While FPGAs are increasingly used to implement signal-processing data paths, FPGAs are not generally used to implement the complex control flows found in some signal processing applications. Although it is possible to implement such functionality on an FPGA in the form of sophisticated finite state machines, designing these state machines can be an arduous and error-prone process. In many applications, FPGAs are paired with DSPs or general-purpose processors so that the control flow can be described as C code and delegated to these programmable processors. Some FPGA families include programmable processors within the FPGA fabric, allowing a similar partitioning of data path and control processing in a single-chip solution. For example, FPGAs in the Xilinx Virtex-4 family include up to two PowerPC processor cores.

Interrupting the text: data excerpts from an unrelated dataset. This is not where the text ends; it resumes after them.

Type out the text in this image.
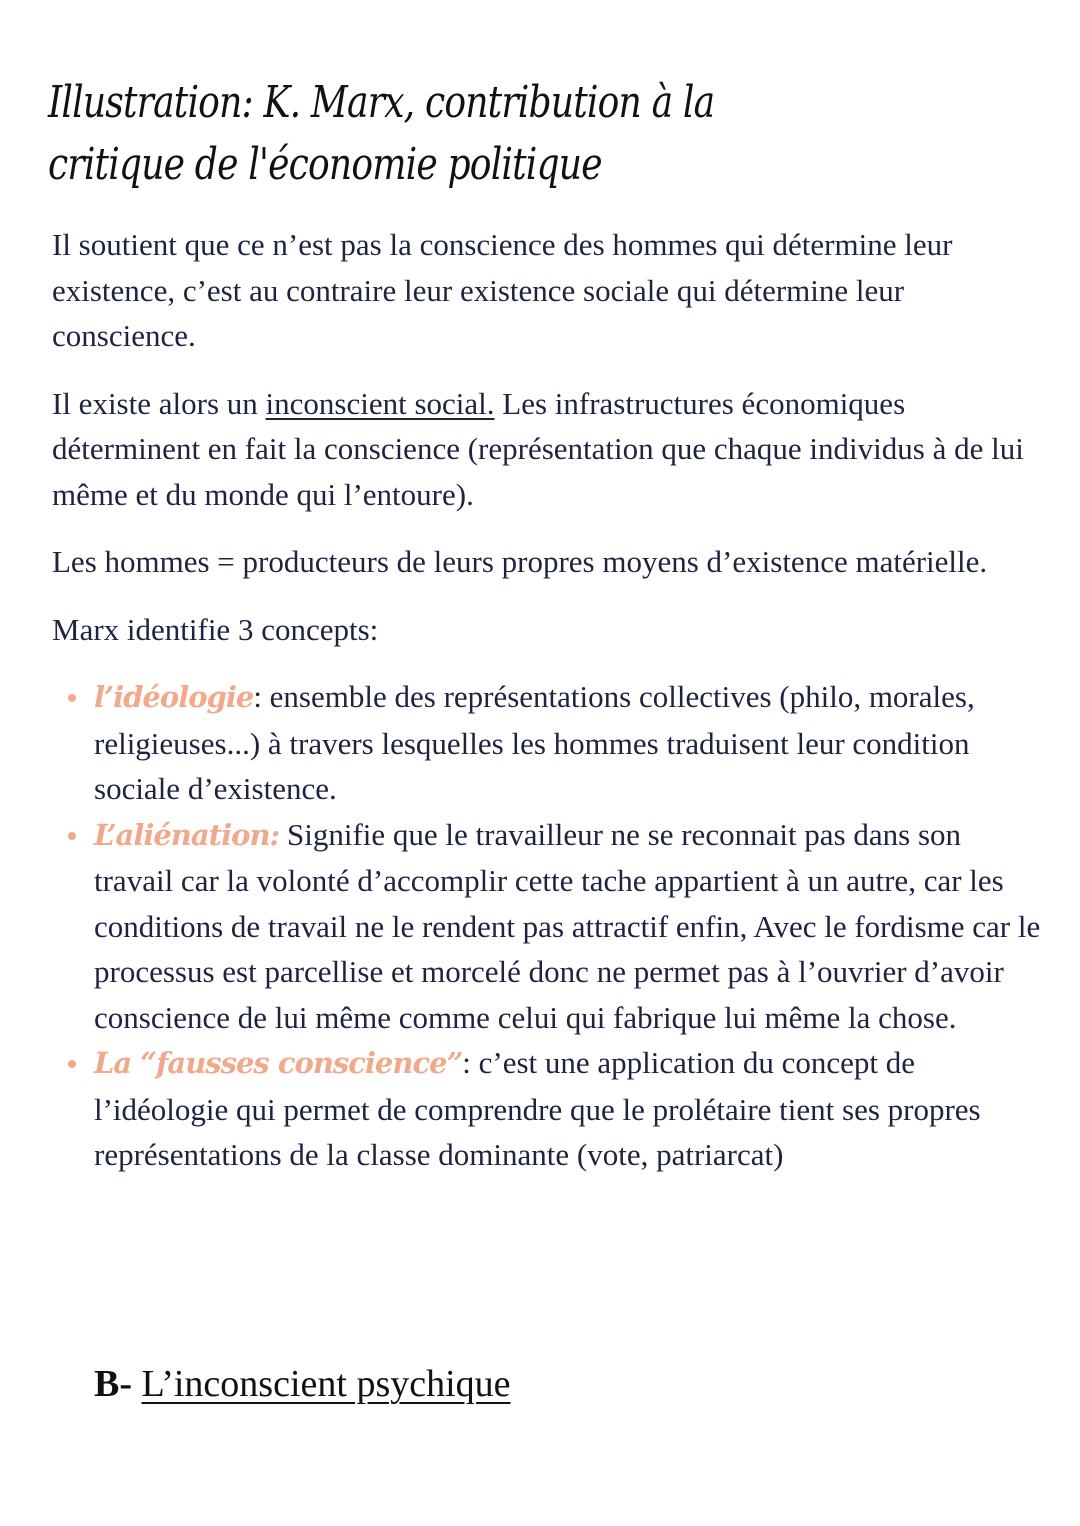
Illustration: K. Marx, contribution à la critique de l'économie politique

Il soutient que ce n’est pas la conscience des hommes qui détermine leur existence, c’est au contraire leur existence sociale qui détermine leur conscience.

Il existe alors un inconscient social. Les infrastructures économiques déterminent en fait la conscience (représentation que chaque individus à de lui même et du monde qui l’entoure).

Les hommes = producteurs de leurs propres moyens d’existence matérielle.

Marx identifie 3 concepts:

l’idéologie: ensemble des représentations collectives (philo, morales, religieuses...) à travers lesquelles les hommes traduisent leur condition sociale d’existence.
L’aliénation: Signifie que le travailleur ne se reconnait pas dans son travail car la volonté d’accomplir cette tache appartient à un autre, car les conditions de travail ne le rendent pas attractif enfin, Avec le fordisme car le processus est parcellise et morcelé donc ne permet pas à l’ouvrier d’avoir conscience de lui même comme celui qui fabrique lui même la chose.
La “fausses conscience”: c’est une application du concept de l’idéologie qui permet de comprendre que le prolétaire tient ses propres représentations de la classe dominante (vote, patriarcat)
B- L’inconscient psychique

Another common solution to this problem is to implement a simple programmable processor in the FPGA and then program this processor to implement the application’s control flow. FPGA vendors facilitate this by providing simple processor cores as IP blocks.

Final thoughts

Today’s tools have the potential to greatly simplify implementing signal-processing algorithms on FPGAs compared to traditional FPGA tools and design methodologies. Such tools are especially appealing to designers of large and complex applications where development effort is greatest. But working at a high level of abstraction always requires some sacrifices in efficiency—even the best tools generally can not exploit the sorts of creative fine-grained optimizations that expert designers can conceive. However, in today’s applications optimization at the register transfer level is not always practical due to the associated design effort. The high-level tools discussed in this article may make it practical to implement very complex and sophisticated signal-processing algorithms on FPGAs—if they can produce efficient enough implementations to meet the applications’ area, power, and speed constraints. We can expect the quality and capabilities of these tools to increase even further as FPGA vendors strive to capture more of the DSP application market.